Bruce Blonigen talked about gender and trade policy last week. Photo by Sarah Ruiz.

By Siyuan Du
dusiyuan@grinnell.edu

Bruce Blonigen, Philip H. Knight Professor of Social Science at the University of Oregon, gave a talk entitled “Gender and Trade Policy” on Tuesday, Feb. 28. He discussed trade policies and the impact of gender on different views of trade policies, both among the general population and among legislators in the U.S.

Blongien discussed how gender is a factor in terms of how the individual views trade policy.

“The basis of the talk today is how do people decide how they feel about trade policy … It turns out that there’s much we don’t know why certain characteristics affect trade policies, and what I found is that gender is a really big impact,” he said. “Controlling all the other things, when two people have the same education level, same income level, [are affiliated with the] same political party, live in the same location and they are both head of households, the data would say that if it’s a woman versus a man and all those characters are the same, if gender is different, there is a very big difference in the likelihood of what they will say [about trade policy].”

According to a model provided by economist Dani Rodrik, both individual preferences and policy maker preferences will ultimately affect the outcome of trade policies.
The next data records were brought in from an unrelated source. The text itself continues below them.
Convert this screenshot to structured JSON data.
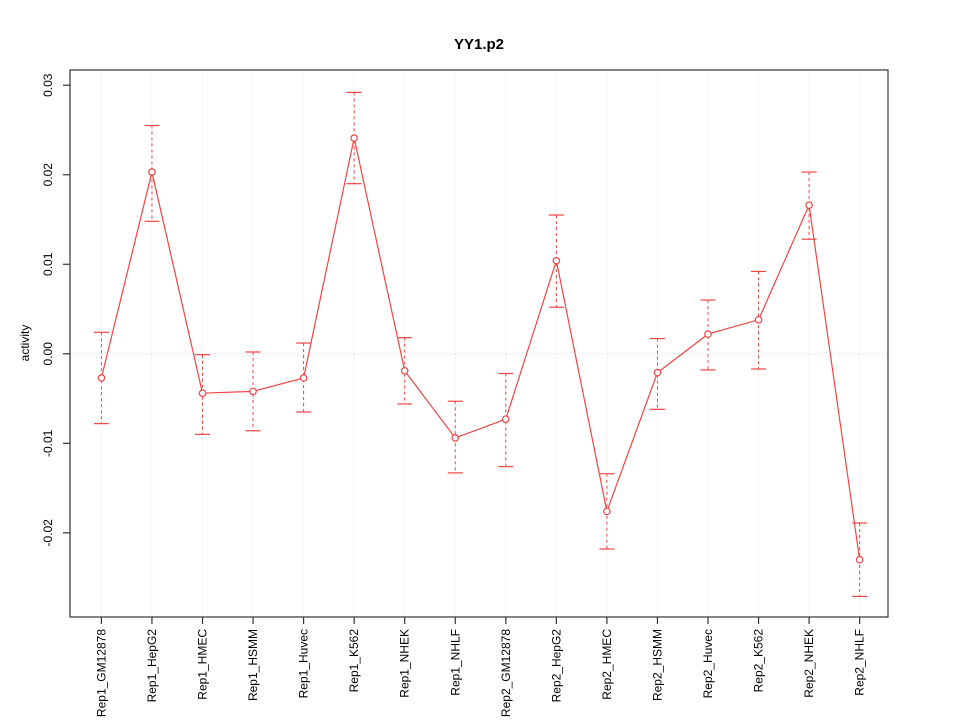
{
  "figure": {
    "background": "#ffffff"
  },
  "chart_data": {
    "type": "line",
    "title": "YY1.p2",
    "xlabel": "",
    "ylabel": "activity",
    "categories": [
      "Rep1_GM12878",
      "Rep1_HepG2",
      "Rep1_HMEC",
      "Rep1_HSMM",
      "Rep1_Huvec",
      "Rep1_K562",
      "Rep1_NHEK",
      "Rep1_NHLF",
      "Rep2_GM12878",
      "Rep2_HepG2",
      "Rep2_HMEC",
      "Rep2_HSMM",
      "Rep2_Huvec",
      "Rep2_K562",
      "Rep2_NHEK",
      "Rep2_NHLF"
    ],
    "series": [
      {
        "name": "activity",
        "values": [
          -0.0027,
          0.0203,
          -0.0044,
          -0.0042,
          -0.0027,
          0.0241,
          -0.0019,
          -0.0094,
          -0.0073,
          0.0104,
          -0.0176,
          -0.0021,
          0.0022,
          0.0038,
          0.0166,
          -0.023
        ],
        "err_high": [
          0.0024,
          0.0255,
          -0.0001,
          0.0002,
          0.0012,
          0.0292,
          0.0018,
          -0.0053,
          -0.0022,
          0.0155,
          -0.0134,
          0.0017,
          0.006,
          0.0092,
          0.0203,
          -0.0189
        ],
        "err_low": [
          -0.0078,
          0.0148,
          -0.009,
          -0.0086,
          -0.0065,
          0.019,
          -0.0056,
          -0.0133,
          -0.0126,
          0.0052,
          -0.0218,
          -0.0062,
          -0.0018,
          -0.0017,
          0.0128,
          -0.0271
        ]
      }
    ],
    "yticks": [
      {
        "label": "0.03",
        "value": 0.03
      },
      {
        "label": "0.02",
        "value": 0.02
      },
      {
        "label": "0.01",
        "value": 0.01
      },
      {
        "label": "0.00",
        "value": 0.0
      },
      {
        "label": "-0.01",
        "value": -0.01
      },
      {
        "label": "-0.02",
        "value": -0.02
      }
    ],
    "ylim": [
      -0.0294,
      0.0317
    ],
    "grid": "vertical dotted gridlines at each category; dotted horizontal line at zero",
    "legend": "none",
    "marker": "open-circle",
    "colors": {
      "line": "#ef4444",
      "grid": "#d9d9d9",
      "zero_line": "#cfcfcf",
      "axis": "#333333",
      "text": "#000000"
    }
  }
}
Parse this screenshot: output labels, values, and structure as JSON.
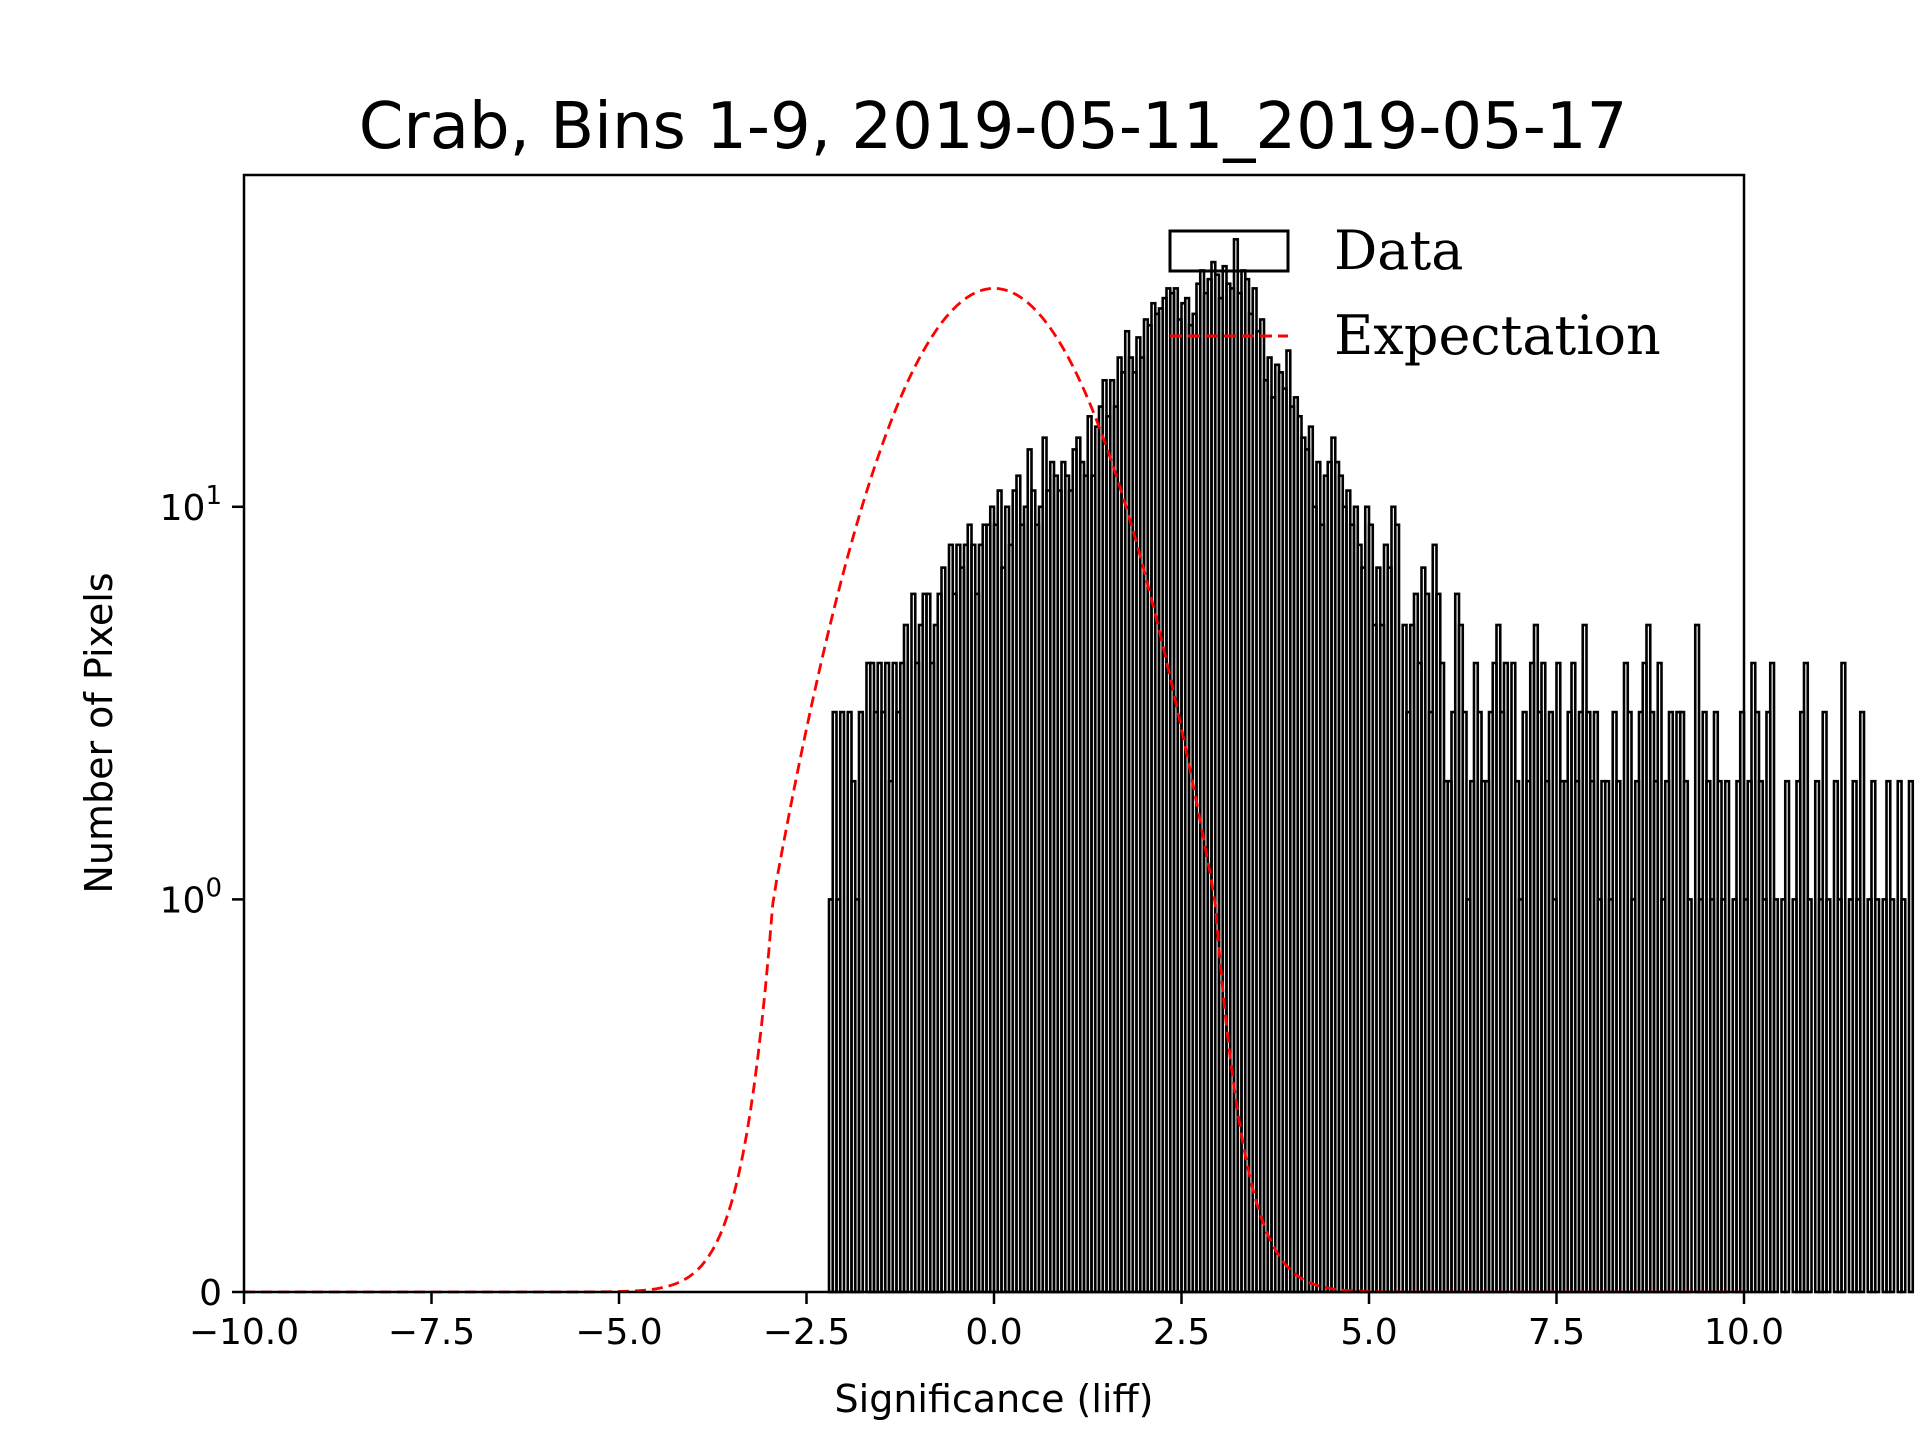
{
  "chart_data": {
    "type": "histogram",
    "title": "Crab, Bins 1-9, 2019-05-11_2019-05-17",
    "xlabel": "Significance (liff)",
    "ylabel": "Number of Pixels",
    "xlim": [
      -10.0,
      10.0
    ],
    "yscale": "symlog",
    "ylim": [
      0,
      70
    ],
    "x_ticks": [
      "−10.0",
      "−7.5",
      "−5.0",
      "−2.5",
      "0.0",
      "2.5",
      "5.0",
      "7.5",
      "10.0"
    ],
    "x_tick_values": [
      -10,
      -7.5,
      -5,
      -2.5,
      0,
      2.5,
      5,
      7.5,
      10
    ],
    "y_ticks": [
      {
        "value": 0,
        "base": "0",
        "exp": ""
      },
      {
        "value": 1,
        "base": "10",
        "exp": "0"
      },
      {
        "value": 10,
        "base": "10",
        "exp": "1"
      }
    ],
    "grid": false,
    "legend_position": "upper right",
    "legend": [
      {
        "label": "Data",
        "style": "step-outline",
        "color": "#000000"
      },
      {
        "label": "Expectation",
        "style": "dashed-line",
        "color": "#ff0000"
      }
    ],
    "series": [
      {
        "name": "Data",
        "kind": "step-histogram",
        "color": "#000000",
        "bin_width": 0.05,
        "x_start": -2.2,
        "counts": [
          1,
          3,
          1,
          3,
          0,
          3,
          2,
          1,
          3,
          0,
          4,
          4,
          3,
          4,
          3,
          4,
          2,
          4,
          3,
          4,
          5,
          0,
          6,
          4,
          5,
          6,
          6,
          4,
          5,
          6,
          7,
          0,
          8,
          6,
          8,
          7,
          8,
          9,
          8,
          6,
          8,
          9,
          9,
          10,
          9,
          11,
          7,
          10,
          8,
          11,
          12,
          9,
          10,
          14,
          11,
          9,
          10,
          15,
          11,
          13,
          12,
          11,
          13,
          12,
          11,
          14,
          15,
          13,
          12,
          17,
          12,
          16,
          18,
          21,
          17,
          21,
          18,
          24,
          22,
          28,
          24,
          22,
          27,
          24,
          30,
          29,
          33,
          31,
          32,
          34,
          36,
          35,
          36,
          30,
          33,
          34,
          29,
          31,
          37,
          40,
          35,
          38,
          42,
          39,
          34,
          41,
          37,
          36,
          48,
          35,
          40,
          38,
          31,
          36,
          28,
          30,
          21,
          24,
          19,
          23,
          22,
          20,
          25,
          18,
          19,
          17,
          15,
          14,
          16,
          10,
          13,
          9,
          12,
          13,
          15,
          13,
          12,
          10,
          11,
          9,
          10,
          8,
          7,
          10,
          9,
          5,
          7,
          5,
          8,
          7,
          10,
          9,
          0,
          5,
          3,
          5,
          6,
          4,
          7,
          6,
          3,
          8,
          6,
          4,
          2,
          2,
          3,
          6,
          5,
          3,
          1,
          2,
          4,
          3,
          2,
          2,
          3,
          4,
          5,
          3,
          4,
          0,
          4,
          2,
          1,
          3,
          2,
          4,
          5,
          3,
          4,
          2,
          3,
          1,
          4,
          2,
          2,
          3,
          4,
          2,
          3,
          5,
          3,
          2,
          3,
          1,
          2,
          2,
          1,
          3,
          2,
          0,
          4,
          3,
          1,
          2,
          3,
          4,
          5,
          3,
          2,
          4,
          1,
          2,
          3,
          0,
          3,
          3,
          2,
          1,
          0,
          5,
          1,
          3,
          2,
          1,
          3,
          2,
          1,
          2,
          0,
          1,
          2,
          3,
          1,
          2,
          4,
          3,
          2,
          1,
          3,
          4,
          1,
          0,
          1,
          2,
          0,
          1,
          2,
          3,
          4,
          1,
          0,
          2,
          1,
          3,
          1,
          0,
          2,
          1,
          4,
          0,
          1,
          2,
          1,
          3,
          0,
          1,
          2,
          1,
          0,
          1,
          2,
          1,
          0,
          2,
          1,
          0,
          2
        ]
      },
      {
        "name": "Expectation",
        "kind": "gaussian",
        "color": "#ff0000",
        "linestyle": "dashed",
        "mean": 0.0,
        "sigma": 1.1,
        "peak": 36
      }
    ]
  }
}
Blonigen talked about the preferences of both women in the general public and the woman legislators in his lecture.

“There is a really surprising role of gender here, and [the difference] is big,” Blonigen said, presenting data from a survey. “Women will be more likely to support limiting trade by 10 percentage points.”

He explained the gender differences from a behavioral approach, arguing that women are less likely to choose risky options, as well as less likely to be overconfident and to choose competition.

Blonigen also provided another hypothesis, though it is supported by limited literature. “I do think that there is a working hypothesis that women care more about equity than efficiency,” he said.

For women legislators, it turned out that there are no gender preferences on votes concerning international trade, according to the research he is doing for a paper.

“That means the median voter model wins, although part of it might be that, especially in times early on in our sample, there were very few women legislators, and still, they are in minority by quite a bit,” Blonigen said. “So you wonder if the type of women that run for elections like competition, and maybe they are not like average women in the public population.”